I compagni Balanta e Quintero, classe 1993, erano ancora in culla quando lui esordiva in nazionale a maggio contro il Venezuela. La storia cafetera di Faryd Mondragon iniziò allora, ed è ben lungi dal terminare: il portiere della Colombia compirà 43 anni il 21 di giugno e attende un fischio del CT argentino Jose Pekerman per entrare nella leggenda. Parte come secondo di Ospina, se dovesse giocare strapperebbe al camerunense Roger Milla il record di calciatore più anziano ad aver giocato un Mondiale (dietro a lui Pat Jennigs e Dino Zoff, entrambi a Spagna 1982), anche se durante l’ultimo allenamento brasiliano ha accusato un problema al polpaccio destro, mettendo in allarme tutto lo staff medico colombiano. Gli esami sembrano allontanare il rischio di un eventuale forfait anche se Mondragon potrebbe necessitare di un riposo maggiore per riprendersi nel migliore dei modi.
Sono vent’anni che si sbatte per portare la Colombia ai Mondiali, dal 1993 al 2013 ha preso parte a cinque edizioni delle qualificazioni. Alla sua età a questi livelli c'è solo l'americano Brad Friedel, che a 43 anni ha appena rinnovato col Tottenham, ma che ha rinunciato da un decennio alla Nazionale USA.
E sì che con la Nazionale non ha sempre avuto un rapporto idilliaco: 54 presenze totali, col Bolillo Gomez giocò la sua gara più bella, quella sconfitta per 2-0 con l’Inghilterra ai Mondiali del ’98 in cui parò l’impossibile ai Leoni. Fernando Maturana lo fece debuttare ma poi non lo chiamò per la Copa America del 2001, quella che la Colombia vinse lenendo le pene di un Paese in guerra civile. Mondragon si consolava sfondando in Europa.

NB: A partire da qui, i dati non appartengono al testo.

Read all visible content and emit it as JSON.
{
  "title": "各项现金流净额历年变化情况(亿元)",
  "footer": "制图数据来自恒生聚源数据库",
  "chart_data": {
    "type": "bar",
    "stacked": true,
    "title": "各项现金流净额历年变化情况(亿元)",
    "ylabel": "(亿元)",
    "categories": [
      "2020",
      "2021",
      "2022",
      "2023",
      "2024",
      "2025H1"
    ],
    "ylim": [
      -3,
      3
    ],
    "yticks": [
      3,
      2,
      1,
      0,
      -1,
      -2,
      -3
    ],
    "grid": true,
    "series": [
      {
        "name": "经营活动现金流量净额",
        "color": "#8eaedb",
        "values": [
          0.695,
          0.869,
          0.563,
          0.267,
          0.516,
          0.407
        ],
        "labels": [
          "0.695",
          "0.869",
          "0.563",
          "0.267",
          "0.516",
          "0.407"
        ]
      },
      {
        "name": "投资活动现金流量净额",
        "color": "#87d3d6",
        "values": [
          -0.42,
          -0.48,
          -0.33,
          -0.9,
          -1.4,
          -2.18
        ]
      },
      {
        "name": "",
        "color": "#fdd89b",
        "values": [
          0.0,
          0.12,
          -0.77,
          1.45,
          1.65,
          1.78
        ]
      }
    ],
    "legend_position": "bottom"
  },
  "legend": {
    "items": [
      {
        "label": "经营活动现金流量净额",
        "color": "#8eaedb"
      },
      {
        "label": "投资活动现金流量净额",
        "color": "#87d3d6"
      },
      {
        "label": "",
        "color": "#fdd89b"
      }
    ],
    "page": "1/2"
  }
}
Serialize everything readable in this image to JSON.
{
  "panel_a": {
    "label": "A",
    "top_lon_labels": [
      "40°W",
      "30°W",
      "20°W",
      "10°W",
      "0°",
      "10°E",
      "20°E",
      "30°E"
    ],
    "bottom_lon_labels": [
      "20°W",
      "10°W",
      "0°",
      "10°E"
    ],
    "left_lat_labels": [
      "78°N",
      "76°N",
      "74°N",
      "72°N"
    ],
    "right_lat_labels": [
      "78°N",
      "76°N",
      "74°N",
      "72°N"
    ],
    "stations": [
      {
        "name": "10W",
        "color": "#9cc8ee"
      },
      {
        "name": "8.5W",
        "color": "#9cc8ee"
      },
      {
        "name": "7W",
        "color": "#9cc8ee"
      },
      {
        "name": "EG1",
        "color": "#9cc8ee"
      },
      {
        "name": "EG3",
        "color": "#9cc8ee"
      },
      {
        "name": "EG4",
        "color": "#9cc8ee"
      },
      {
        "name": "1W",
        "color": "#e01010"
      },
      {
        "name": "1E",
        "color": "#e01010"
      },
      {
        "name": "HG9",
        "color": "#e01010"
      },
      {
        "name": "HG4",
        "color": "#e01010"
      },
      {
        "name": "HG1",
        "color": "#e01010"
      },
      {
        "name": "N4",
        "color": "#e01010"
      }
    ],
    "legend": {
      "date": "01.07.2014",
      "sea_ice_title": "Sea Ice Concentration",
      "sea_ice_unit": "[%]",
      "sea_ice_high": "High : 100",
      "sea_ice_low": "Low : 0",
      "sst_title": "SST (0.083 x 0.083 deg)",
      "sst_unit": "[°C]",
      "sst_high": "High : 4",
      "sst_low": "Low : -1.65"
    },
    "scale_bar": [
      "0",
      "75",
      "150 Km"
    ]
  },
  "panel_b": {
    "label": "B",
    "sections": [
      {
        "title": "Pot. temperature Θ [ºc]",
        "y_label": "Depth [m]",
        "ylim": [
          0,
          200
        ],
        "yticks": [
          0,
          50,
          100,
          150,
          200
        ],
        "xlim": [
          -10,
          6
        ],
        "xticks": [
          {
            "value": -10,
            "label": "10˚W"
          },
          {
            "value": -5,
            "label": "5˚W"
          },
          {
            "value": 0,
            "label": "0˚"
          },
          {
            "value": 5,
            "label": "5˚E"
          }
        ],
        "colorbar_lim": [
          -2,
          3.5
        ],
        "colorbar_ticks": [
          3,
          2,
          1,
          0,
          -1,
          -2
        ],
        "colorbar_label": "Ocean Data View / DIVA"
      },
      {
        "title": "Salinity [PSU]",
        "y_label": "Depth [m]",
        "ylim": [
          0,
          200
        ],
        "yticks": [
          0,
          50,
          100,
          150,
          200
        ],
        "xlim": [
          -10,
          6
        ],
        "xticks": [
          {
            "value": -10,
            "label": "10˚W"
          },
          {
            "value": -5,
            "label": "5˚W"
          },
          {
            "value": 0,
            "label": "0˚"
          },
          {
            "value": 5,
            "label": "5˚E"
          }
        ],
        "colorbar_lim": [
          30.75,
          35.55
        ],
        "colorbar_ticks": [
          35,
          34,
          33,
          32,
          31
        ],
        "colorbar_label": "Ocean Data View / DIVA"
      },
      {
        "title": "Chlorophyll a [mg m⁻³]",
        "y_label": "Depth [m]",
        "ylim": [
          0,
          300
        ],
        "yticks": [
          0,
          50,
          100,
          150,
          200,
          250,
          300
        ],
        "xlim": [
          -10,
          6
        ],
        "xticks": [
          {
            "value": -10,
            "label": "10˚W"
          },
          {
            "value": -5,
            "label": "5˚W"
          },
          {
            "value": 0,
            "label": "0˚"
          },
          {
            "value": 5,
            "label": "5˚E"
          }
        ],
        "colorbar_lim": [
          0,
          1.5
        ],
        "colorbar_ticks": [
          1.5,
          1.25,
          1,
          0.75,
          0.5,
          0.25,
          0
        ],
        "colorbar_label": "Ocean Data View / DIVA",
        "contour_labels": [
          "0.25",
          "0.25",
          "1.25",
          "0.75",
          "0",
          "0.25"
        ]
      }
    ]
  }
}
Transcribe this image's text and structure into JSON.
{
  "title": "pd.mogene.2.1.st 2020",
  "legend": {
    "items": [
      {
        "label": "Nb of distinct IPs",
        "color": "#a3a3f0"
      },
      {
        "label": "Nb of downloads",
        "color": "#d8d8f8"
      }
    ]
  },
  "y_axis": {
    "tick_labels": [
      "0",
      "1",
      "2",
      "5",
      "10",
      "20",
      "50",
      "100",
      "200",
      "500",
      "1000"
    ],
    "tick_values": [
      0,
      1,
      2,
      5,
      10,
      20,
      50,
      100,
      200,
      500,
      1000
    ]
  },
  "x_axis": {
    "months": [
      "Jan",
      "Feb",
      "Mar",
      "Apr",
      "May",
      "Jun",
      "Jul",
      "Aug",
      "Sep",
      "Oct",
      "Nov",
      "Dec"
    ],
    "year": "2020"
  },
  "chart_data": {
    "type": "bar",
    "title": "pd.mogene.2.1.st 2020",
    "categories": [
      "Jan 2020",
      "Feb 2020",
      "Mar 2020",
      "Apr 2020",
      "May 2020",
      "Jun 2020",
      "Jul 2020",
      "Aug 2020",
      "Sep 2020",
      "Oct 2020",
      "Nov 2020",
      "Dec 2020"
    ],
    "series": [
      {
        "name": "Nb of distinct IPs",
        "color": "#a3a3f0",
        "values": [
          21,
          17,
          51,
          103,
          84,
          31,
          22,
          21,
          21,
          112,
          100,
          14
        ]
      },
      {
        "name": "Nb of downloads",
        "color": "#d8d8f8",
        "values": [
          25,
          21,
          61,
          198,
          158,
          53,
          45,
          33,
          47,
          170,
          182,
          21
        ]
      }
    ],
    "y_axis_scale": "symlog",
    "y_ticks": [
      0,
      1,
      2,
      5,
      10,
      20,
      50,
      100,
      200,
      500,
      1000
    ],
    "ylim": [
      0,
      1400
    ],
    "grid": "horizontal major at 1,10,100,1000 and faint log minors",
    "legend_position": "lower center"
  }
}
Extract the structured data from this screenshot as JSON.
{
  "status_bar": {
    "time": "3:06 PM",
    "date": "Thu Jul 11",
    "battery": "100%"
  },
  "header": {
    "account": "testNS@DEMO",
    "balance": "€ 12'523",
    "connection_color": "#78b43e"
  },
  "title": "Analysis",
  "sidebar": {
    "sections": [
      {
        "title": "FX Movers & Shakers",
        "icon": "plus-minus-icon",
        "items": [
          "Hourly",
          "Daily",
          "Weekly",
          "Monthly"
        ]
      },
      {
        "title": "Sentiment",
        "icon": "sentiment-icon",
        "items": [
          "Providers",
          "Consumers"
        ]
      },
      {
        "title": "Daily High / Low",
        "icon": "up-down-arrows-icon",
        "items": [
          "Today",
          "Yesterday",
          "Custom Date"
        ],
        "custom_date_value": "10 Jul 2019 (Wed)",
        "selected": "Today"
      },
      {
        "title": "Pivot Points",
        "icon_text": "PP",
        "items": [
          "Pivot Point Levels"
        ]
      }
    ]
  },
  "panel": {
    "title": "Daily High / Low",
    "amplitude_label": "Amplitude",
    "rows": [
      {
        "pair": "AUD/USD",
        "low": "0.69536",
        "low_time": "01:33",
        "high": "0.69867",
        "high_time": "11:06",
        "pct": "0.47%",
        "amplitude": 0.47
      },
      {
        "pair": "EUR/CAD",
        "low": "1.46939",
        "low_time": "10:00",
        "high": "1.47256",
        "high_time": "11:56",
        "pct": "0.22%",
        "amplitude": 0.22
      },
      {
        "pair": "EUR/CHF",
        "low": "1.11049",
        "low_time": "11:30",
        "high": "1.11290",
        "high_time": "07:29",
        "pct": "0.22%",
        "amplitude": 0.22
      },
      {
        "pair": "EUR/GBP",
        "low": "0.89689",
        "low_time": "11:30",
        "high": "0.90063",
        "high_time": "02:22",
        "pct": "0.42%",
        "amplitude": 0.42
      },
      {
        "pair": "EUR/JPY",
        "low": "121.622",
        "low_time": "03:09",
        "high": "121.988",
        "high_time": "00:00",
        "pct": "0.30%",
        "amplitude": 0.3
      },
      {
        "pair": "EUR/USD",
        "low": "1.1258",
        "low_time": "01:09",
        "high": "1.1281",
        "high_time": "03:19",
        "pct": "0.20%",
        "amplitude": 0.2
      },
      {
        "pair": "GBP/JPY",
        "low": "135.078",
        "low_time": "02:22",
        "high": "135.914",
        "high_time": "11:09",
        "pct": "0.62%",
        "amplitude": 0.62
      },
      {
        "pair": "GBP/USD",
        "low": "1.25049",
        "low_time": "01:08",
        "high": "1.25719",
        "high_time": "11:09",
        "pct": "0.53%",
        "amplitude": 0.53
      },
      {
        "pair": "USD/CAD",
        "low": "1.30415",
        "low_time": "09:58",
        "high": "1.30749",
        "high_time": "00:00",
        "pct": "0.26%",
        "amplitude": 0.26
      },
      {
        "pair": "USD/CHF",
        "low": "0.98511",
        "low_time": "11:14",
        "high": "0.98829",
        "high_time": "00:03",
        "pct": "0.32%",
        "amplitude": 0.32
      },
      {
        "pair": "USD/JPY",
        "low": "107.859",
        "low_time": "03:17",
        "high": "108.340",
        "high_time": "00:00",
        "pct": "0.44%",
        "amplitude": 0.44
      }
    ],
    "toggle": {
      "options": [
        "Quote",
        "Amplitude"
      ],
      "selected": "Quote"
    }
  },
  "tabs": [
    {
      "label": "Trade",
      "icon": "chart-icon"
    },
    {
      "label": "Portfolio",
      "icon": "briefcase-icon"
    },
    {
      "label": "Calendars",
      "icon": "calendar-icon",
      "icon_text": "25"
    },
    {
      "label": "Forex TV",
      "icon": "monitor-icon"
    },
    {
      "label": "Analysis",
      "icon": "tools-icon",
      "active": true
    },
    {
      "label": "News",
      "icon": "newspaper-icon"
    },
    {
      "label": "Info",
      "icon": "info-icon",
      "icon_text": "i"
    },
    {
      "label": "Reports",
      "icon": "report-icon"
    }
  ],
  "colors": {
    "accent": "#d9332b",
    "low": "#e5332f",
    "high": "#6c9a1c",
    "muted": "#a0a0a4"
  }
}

Nel 2011 l'esperienza nella MLS con la maglia della Philadelphia Union, dove però lascia dopo una sola stagione in cui ha ancorato la difesa della Union insieme al connazionale il difensore centrale Carlos Valdes, venendo anche scelto per difendere i pali del MLS All-Star Team nel match contro il Manchester United. Ma la frattura di un dito lo ha costretto a lasciare spazio al promettente Zac MacMath, a tutt'oggi titolare della squadra.
La notizia è che dopo il Brasile si ritira. Intanto ha da togliersi un sassolino: con l’Inghilterra finì in lacrime consolato dal collega David Seaman, 16 anni dopo vuole salutare col sorriso.